Having produced a considerable body of work throughout his life, Kingsley Amis is perhaps best noted for his debut novel, Lucky Jim. Published in 1954, the novel, a satire on new university academic life, challenges many of the norms of the time and made its author an overnight literary sensation. He aligned himself very much with the left, having embraced Communism whilst at Oxford, as his early novels reflect – each possessing an inherently ironic acerbic wit and compassion. Such a style, however, began to change in the ’70s. He moved inexorably to the right, producing work such as the controversial Russian Hide and Seek, whilst later returning to former themes with The Booker Prize-winning, The Old Devils. He also produced volumes of poetry (considering himself first and foremost a poet), verse and critical essays. Knighted in 1990, Amis was an undoubted major literary figure who ranks high amongst the English literary roll call of influential post-war writers.

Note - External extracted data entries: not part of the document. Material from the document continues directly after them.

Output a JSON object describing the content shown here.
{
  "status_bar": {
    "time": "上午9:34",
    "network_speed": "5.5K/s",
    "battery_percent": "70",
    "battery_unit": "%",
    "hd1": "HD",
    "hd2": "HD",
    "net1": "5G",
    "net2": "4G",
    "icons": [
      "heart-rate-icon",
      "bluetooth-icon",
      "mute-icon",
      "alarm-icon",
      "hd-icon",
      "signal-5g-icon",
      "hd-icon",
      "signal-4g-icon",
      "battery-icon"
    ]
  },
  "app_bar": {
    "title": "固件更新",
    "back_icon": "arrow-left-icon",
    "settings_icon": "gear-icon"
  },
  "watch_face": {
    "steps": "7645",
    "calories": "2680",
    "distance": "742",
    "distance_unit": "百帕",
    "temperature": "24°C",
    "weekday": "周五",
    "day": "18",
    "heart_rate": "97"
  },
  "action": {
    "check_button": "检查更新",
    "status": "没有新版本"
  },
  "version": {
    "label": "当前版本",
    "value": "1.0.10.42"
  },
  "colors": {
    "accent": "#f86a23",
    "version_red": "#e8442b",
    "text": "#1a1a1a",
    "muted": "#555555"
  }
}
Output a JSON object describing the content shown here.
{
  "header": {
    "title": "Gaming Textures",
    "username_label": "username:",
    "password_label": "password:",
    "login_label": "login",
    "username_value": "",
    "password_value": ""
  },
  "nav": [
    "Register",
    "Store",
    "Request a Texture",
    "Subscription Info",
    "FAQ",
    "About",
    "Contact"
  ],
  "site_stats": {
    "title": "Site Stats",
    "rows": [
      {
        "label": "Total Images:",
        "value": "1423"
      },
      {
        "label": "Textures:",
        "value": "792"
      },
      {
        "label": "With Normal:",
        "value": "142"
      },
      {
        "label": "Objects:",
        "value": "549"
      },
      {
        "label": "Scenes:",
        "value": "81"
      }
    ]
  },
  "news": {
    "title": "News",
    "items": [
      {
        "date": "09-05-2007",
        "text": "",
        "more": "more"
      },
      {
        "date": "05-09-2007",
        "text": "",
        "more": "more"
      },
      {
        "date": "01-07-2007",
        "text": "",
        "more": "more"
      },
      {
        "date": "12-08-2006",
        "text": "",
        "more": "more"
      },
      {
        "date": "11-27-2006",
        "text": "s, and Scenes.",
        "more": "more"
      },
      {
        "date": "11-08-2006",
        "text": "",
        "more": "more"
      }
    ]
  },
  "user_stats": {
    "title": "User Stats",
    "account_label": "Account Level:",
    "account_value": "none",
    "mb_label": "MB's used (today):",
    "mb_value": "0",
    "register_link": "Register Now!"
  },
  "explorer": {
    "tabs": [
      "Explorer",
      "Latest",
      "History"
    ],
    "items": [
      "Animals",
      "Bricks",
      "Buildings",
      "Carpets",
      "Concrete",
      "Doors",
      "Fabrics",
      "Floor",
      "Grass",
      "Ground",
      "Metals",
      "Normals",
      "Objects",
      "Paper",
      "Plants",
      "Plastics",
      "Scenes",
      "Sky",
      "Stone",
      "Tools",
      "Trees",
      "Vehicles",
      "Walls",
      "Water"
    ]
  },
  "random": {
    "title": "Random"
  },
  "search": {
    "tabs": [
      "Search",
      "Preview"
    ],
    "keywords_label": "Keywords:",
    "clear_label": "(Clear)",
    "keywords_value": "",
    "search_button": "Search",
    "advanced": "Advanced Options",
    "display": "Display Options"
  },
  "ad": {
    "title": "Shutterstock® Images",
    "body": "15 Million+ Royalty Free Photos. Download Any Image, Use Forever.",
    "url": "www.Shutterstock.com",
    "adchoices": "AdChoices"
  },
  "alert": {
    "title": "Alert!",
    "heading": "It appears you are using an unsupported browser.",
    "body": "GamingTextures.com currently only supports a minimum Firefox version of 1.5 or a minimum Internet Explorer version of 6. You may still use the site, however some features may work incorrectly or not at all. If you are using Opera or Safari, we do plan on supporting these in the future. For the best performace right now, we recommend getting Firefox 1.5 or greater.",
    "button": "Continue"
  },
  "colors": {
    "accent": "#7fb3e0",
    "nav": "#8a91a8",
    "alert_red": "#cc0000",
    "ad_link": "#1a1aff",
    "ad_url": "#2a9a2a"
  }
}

Bursting onto the literary scene in 1963 with her novel A Summer Bird Cage, Margaret Drabble has explored an analogous theme depicting mannered, conservative contemporary society, its triumphs, calamities, heartbreaks, restrictions and economic misfortunes, most usually through the eye of a female protagonist and has, to date, published 18 novels. Recurring themes such as encountering unexpected personal hardship, betrayal, corrosive stoicism and the lack of benevolence take centre stage. Critical studies of Wordsworth and Hardy are also amongst her literary output. As a writer who believes the pen to be mightier than the sword, she was vociferous in her attitude towards the 2003 invasion of Iraq, recalling Orwell’s warning of ‘the intoxication of power’ and ‘the thrill of victory, the sensation of trampling on an enemy who is helpless. If you want a picture of the future, imagine a boot stamping on a human face – forever’.